Slottosch Ingo, Liakopoulos Oliver, Kuhn Elmar, Deppe Antje-Christin, Scherner Maximilian, Mader Navid, Choi Yeong-Hoon, Wahlers Thorsten
Department of Cardiothoracic Surgery, Heart Center, University of Cologne, Cologne, Germany.
Department of Cardiothoracic Surgery, Heart Center, University of Cologne, Cologne, Germany.
J Surg Res. 2017 Apr;210:69-77. doi: 10.1016/j.jss.2016.11.014. Epub 2016 Nov 9.
Coronary complications during coronary angiography or intervention (percutaneous coronary intervention [PCI]) are uncommon. However, PCI-related coronary artery perforation, dissection, or acute occlusion frequently result in myocardial ischemia followed by hemodynamic instability and need of urgent coronary artery bypass grafting (coronary artery bypass grafting [CABG]). This single-center study aimed to investigate clinical outcomes of patients undergoing urgent CABG after life-threatening PCI complications.
Data were retrospectively obtained using our institutional patient database. All patients admitted for urgent CABG following PCI-related complications from April 2010 to June 2015 were included into this study. Univariate analysis was performed to identify possible predictors for cardiac mortality.
From a total of 821 urgent CABG patients, 52 patients (6.3%, 66.4 ± 9.4 years) underwent CABG for coronary complication following PCI. Logistic EuroSCORE was 21.8 ± 15.0%. At admission, 22 of 52 (42%) presented in cardiogenic shock, and 24 of 52 (46%) had significant electrocardiogram alterations indicating ST-elevation myocardial infarction (STEMI). Surgical revascularization was performed by targeting the injured coronary vessel with additional revascularization of other compromised vessels as indicated (mean number of grafts 2.4 ± 0.8). In-hospital cardiac mortality of the patient cohort was 13.5% (7/52) with 15.4% (8/52) in-hospital all-cause mortality. Preoperative resuscitation, cardiogenic shock, and STEMI were predictors for in-hospital cardiac mortality (P < 0.05) in univariate analysis. In contrast, noncardiac comorbidities, type of PCI complication, and localization of the culprit lesion were not associated to increased mortality.
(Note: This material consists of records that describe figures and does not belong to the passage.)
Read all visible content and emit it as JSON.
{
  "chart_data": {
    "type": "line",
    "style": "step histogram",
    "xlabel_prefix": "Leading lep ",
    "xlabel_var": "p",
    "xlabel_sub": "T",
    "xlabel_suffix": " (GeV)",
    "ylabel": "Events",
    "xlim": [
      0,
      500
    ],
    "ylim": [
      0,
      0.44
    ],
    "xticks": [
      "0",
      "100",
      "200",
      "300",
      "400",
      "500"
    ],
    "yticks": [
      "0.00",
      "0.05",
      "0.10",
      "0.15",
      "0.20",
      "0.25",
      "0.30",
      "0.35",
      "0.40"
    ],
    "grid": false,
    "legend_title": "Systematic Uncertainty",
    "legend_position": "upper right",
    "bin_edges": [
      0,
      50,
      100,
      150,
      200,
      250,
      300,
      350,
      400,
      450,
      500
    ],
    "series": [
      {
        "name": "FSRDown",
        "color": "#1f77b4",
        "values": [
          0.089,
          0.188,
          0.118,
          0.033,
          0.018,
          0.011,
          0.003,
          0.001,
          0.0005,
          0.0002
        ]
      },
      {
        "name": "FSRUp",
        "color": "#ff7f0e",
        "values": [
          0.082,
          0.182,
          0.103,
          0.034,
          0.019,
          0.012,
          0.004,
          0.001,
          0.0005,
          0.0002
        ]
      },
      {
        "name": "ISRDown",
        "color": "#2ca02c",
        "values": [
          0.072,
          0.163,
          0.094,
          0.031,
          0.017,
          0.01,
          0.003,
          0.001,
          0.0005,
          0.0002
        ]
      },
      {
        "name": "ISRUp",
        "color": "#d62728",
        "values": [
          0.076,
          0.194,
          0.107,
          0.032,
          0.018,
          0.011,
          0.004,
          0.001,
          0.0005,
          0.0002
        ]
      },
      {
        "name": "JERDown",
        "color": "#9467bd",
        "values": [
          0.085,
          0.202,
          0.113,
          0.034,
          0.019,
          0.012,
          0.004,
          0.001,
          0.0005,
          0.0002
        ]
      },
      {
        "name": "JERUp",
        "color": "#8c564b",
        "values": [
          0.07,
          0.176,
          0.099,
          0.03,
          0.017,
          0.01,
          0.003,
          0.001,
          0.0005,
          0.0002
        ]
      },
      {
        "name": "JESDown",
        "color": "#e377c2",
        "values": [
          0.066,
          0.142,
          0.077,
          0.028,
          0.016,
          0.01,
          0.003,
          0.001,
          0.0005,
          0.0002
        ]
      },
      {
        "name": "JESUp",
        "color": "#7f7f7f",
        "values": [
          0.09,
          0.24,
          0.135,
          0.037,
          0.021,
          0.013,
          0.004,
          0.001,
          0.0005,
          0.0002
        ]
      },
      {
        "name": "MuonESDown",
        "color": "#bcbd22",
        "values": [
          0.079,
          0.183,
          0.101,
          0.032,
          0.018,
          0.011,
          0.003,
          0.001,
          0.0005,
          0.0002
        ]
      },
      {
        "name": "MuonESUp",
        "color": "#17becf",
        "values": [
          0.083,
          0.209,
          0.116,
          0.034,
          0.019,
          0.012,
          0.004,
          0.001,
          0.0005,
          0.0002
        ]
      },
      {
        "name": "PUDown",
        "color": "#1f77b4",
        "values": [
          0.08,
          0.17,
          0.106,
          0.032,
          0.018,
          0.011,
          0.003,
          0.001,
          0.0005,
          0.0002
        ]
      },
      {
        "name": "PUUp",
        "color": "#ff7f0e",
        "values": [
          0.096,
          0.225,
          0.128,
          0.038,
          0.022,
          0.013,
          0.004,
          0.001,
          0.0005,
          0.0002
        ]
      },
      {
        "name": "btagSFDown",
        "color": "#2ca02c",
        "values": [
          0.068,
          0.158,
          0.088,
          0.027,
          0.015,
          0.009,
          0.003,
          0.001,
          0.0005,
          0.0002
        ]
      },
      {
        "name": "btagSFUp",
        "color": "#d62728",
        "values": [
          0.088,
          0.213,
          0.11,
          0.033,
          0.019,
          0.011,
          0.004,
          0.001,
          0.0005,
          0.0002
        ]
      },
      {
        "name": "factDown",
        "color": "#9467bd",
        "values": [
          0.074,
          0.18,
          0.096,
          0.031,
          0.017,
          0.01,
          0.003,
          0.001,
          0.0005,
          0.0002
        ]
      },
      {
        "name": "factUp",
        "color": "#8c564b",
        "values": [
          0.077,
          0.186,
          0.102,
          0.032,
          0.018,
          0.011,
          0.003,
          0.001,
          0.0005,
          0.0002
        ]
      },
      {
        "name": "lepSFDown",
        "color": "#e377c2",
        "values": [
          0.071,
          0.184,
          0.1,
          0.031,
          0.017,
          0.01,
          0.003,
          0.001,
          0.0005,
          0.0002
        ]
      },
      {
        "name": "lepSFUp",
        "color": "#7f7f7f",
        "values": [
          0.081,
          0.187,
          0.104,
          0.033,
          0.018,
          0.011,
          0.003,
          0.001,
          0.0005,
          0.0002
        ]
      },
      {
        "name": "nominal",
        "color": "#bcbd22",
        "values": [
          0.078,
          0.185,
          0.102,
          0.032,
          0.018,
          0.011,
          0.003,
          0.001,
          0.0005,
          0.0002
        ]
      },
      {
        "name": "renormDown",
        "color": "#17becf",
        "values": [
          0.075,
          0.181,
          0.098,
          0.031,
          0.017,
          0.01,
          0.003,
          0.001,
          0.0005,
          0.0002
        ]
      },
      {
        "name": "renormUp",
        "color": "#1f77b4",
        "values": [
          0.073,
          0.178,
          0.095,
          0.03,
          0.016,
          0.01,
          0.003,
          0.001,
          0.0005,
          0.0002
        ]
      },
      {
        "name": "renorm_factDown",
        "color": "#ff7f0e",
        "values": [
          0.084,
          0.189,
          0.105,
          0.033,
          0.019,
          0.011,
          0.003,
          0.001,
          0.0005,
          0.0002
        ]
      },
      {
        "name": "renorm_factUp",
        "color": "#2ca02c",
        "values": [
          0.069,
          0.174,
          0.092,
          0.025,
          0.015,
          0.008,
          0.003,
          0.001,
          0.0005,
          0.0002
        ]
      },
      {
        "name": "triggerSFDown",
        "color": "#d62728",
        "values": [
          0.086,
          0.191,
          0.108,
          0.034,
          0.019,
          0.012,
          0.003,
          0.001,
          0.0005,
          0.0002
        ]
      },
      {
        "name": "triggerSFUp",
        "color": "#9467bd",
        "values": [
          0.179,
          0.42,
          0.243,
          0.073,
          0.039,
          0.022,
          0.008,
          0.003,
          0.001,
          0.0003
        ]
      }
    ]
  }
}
Emergent or urgent CABG for treatment of acute coronary complications following PCI is feasible and has acceptable clinical results that worsen in the presence of STEMI, cardiogenic shock, or resuscitation. Because preoperative status is crucial for clinical outcomes in these patients, immediate transfer to cardiac surgery is necessary.
冠状动脉造影或介入治疗(经皮冠状动脉介入治疗[PCI])期间的冠状动脉并发症并不常见。然而,PCI相关的冠状动脉穿孔、夹层或急性闭塞常导致心肌缺血,继而出现血流动力学不稳定,并需要紧急冠状动脉旁路移植术(冠状动脉旁路移植术[CABG])。这项单中心研究旨在调查在危及生命的PCI并发症后接受紧急CABG患者的临床结局。
使用我们机构的患者数据库回顾性获取数据。纳入2010年4月至2015年6月因PCI相关并发症而入院接受紧急CABG的所有患者。进行单因素分析以确定心脏死亡的可能预测因素。
在总共821例紧急CABG患者中,52例患者(6.3%,66.4±9.4岁)因PCI后的冠状动脉并发症接受了CABG。欧洲心脏手术风险评估系统(EuroSCORE)逻辑评分是21.8±15.0%。入院时,52例患者中有22例(42%)出现心源性休克,52例中有24例(46%)有明显的心电图改变,提示ST段抬高型心肌梗死(STEMI)。通过针对受损冠状动脉血管进行手术血运重建,并根据需要对其他受损血管进行额外的血运重建(平均移植血管数2.4±0.8)。该患者队列的院内心脏死亡率为13.5%(7/52),院内全因死亡率为15.4%(8/52)。单因素分析显示,术前复苏、心源性休克和STEMI是院内心脏死亡的预测因素(P<0.05)。相比之下,非心脏合并症、PCI并发症类型和罪犯病变的位置与死亡率增加无关。
PCI后急性冠状动脉并发症的急诊或紧急CABG治疗是可行的,并且具有可接受的临床结果,在存在STEMI、心源性休克或需要复苏的情况下结果会恶化。由于术前状态对这些患者的临床结局至关重要,因此有必要立即转至心脏外科。